In: Economics
How does the financial strength of an organization influence decision making and outcomes?
The Decision-making process of an organization is affected by
several factors including its objective, vision and mission
statement, and availability of resources. Many of the same factors
affecting decision making apply, from simple decisions to complex
solutions that can make or break a business. The financial aspect
of an organization also plays a very crucial role in the
decision-making process and the outcome. The financial aspect of an
organization mainly governs its investing, lending, and corporate
governance decisions. The financial aspect of the organization is
of great importance to practicing managers. The most crucial
decisions for business are related to finance.
There exist an inseparable relationship between finance on the one
hand and production, marketing, and other function on the other.
Almost all kinds of business activities directly or indirectly,
involve the acquisition and use of funds. The function of raising
and using money has a significant effect on other functions, yet it
need not necessarily limit or constraint the general running of the
business. A company in a tight financial position will give more
weight to financial consideration, and devise its marketing and
production strategies in the light of the financial constraint. On
the other hand, management of a company that has a regular supply
of funds will be more flexible in formulating its production and
marketing policies.
Investing decisions of a company largely depend on the company’s
accounting statements including balance sheet and profit and loss
account. It helps in understanding the financial health of the
company. It would also help to determine whether starting a project
or a new business division would be feasible or not.

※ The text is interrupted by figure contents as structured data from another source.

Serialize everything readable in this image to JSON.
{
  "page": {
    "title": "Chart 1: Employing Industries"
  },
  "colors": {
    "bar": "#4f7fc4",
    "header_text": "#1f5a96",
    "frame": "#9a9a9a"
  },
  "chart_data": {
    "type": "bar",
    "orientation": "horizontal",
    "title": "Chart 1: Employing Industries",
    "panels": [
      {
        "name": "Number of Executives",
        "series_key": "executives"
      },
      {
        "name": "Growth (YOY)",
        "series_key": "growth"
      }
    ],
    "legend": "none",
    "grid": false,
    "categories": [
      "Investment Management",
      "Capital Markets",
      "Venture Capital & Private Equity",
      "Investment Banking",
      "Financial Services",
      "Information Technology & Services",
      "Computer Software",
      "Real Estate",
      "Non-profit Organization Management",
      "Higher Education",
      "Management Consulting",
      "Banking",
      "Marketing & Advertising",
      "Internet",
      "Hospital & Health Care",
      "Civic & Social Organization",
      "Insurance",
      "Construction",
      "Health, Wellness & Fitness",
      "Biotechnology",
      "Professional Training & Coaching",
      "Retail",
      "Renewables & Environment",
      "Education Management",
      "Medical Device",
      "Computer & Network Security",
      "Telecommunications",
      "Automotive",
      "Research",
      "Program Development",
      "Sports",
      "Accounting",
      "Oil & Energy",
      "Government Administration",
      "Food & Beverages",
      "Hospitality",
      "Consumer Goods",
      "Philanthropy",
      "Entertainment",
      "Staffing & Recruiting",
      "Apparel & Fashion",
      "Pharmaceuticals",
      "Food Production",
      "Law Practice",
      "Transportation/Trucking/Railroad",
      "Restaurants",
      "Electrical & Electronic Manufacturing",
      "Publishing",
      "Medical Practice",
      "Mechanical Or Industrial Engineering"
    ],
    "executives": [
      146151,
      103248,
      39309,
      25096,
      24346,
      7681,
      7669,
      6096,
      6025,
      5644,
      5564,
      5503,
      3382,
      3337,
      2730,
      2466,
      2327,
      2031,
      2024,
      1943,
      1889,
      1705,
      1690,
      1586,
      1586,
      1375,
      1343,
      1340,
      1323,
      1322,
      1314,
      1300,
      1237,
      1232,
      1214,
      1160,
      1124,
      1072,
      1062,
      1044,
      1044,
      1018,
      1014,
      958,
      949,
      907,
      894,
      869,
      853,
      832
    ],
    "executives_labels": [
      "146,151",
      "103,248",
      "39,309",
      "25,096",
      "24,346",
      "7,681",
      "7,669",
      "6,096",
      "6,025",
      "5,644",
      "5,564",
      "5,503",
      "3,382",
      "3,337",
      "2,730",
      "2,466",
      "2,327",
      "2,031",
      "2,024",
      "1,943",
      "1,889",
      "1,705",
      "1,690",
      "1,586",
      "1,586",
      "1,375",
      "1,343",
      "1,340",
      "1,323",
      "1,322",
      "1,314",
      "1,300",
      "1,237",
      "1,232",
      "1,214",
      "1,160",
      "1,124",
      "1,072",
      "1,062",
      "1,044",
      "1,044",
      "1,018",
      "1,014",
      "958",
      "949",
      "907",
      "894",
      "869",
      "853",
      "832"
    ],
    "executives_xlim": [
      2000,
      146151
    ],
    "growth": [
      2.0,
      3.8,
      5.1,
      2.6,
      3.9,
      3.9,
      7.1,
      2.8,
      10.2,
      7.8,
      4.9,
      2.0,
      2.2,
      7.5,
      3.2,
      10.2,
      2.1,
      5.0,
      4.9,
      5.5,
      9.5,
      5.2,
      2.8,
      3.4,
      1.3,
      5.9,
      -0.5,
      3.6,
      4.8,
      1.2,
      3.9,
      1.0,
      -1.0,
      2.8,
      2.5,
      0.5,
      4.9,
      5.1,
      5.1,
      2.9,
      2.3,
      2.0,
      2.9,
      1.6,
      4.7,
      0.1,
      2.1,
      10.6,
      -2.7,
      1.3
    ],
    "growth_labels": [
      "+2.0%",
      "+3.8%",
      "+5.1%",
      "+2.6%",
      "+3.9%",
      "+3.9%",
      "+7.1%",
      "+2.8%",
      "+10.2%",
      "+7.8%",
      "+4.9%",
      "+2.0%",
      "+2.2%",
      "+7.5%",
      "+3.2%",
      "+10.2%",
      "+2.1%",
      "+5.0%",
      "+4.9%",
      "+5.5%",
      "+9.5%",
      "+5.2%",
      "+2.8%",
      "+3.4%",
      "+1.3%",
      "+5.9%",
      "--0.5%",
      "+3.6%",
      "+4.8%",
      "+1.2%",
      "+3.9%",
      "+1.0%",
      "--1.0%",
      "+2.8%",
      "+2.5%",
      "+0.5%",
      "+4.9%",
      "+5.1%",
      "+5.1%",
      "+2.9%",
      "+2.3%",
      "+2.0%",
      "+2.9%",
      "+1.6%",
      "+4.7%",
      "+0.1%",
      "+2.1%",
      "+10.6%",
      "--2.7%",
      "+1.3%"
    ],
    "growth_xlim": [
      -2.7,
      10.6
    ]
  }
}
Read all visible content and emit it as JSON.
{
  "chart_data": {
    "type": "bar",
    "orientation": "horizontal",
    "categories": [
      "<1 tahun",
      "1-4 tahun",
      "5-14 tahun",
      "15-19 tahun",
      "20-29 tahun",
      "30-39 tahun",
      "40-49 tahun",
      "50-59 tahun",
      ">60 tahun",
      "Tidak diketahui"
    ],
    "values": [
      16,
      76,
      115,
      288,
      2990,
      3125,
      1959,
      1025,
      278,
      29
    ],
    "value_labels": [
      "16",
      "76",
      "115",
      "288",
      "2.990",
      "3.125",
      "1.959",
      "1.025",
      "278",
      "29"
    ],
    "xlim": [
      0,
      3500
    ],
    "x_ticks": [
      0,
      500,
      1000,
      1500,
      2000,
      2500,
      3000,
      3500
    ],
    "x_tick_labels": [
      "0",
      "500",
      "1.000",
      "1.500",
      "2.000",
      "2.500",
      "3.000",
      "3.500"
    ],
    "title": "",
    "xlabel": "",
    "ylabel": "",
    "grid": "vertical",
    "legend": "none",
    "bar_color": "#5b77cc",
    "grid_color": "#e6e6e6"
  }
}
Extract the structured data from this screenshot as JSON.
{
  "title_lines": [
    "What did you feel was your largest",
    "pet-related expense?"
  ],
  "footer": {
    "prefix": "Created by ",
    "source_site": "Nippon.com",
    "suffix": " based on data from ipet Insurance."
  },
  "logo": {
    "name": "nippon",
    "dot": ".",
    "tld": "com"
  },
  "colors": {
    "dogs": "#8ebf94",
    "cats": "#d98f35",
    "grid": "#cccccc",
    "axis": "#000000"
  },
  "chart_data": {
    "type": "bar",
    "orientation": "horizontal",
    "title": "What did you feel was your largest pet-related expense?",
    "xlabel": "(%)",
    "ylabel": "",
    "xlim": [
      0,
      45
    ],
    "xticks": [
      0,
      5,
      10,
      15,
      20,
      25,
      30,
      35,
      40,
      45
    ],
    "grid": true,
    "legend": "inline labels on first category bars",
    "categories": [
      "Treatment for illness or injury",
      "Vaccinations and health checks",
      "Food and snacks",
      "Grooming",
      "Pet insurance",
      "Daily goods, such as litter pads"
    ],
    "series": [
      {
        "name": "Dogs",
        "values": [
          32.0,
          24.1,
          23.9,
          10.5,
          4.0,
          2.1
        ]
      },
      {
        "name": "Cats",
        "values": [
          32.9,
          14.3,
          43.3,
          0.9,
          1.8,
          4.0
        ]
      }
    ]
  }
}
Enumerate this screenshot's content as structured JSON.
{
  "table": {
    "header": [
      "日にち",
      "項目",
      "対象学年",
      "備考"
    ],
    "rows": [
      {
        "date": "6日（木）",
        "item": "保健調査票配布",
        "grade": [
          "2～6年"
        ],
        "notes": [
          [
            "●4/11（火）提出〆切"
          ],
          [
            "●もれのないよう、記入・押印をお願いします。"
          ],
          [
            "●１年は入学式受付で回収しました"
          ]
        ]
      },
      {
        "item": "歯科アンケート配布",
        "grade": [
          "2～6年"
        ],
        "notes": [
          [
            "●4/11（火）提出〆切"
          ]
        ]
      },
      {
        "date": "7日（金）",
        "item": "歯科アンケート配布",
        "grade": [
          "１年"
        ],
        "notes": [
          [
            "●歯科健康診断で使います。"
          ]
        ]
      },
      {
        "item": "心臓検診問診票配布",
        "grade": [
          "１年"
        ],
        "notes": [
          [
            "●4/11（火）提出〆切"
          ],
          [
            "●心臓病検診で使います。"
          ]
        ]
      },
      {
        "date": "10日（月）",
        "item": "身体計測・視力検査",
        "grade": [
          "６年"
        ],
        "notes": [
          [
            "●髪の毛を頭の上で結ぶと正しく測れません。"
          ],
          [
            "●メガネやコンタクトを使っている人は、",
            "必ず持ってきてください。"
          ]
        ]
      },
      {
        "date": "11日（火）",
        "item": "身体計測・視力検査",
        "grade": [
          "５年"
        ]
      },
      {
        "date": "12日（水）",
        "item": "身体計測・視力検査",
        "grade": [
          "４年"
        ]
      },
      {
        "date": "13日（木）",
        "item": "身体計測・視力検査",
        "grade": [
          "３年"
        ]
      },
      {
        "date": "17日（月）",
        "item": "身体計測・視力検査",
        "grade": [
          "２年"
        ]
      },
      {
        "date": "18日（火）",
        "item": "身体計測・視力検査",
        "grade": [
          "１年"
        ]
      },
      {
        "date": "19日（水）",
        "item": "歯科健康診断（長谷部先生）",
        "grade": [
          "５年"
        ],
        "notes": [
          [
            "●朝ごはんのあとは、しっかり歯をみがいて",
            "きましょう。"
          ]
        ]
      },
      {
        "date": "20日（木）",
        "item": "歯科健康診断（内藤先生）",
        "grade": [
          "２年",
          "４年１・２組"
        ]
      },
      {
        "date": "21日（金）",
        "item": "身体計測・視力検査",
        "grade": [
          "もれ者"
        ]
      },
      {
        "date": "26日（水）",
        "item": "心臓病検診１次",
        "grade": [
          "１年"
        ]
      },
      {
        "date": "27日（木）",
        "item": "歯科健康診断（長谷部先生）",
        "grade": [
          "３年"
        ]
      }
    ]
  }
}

Lending decisions of a company would be governed by the financial
ratios of the company like debt-to-equity ratio, fixed asset ratio,
interest coverage ratio, etc. Creditors, banks or other financial
institutions would analyze a firm’s financial ratios before lending
them money.
Corporate governance activities of a firm are also influenced by a
company’s financial accounting practices. The managers need to
consider the financial aspects of the organization for taking the
budgeting decisions. Besides it is also crucial to determine the
firm’s short as well as long term business strategies.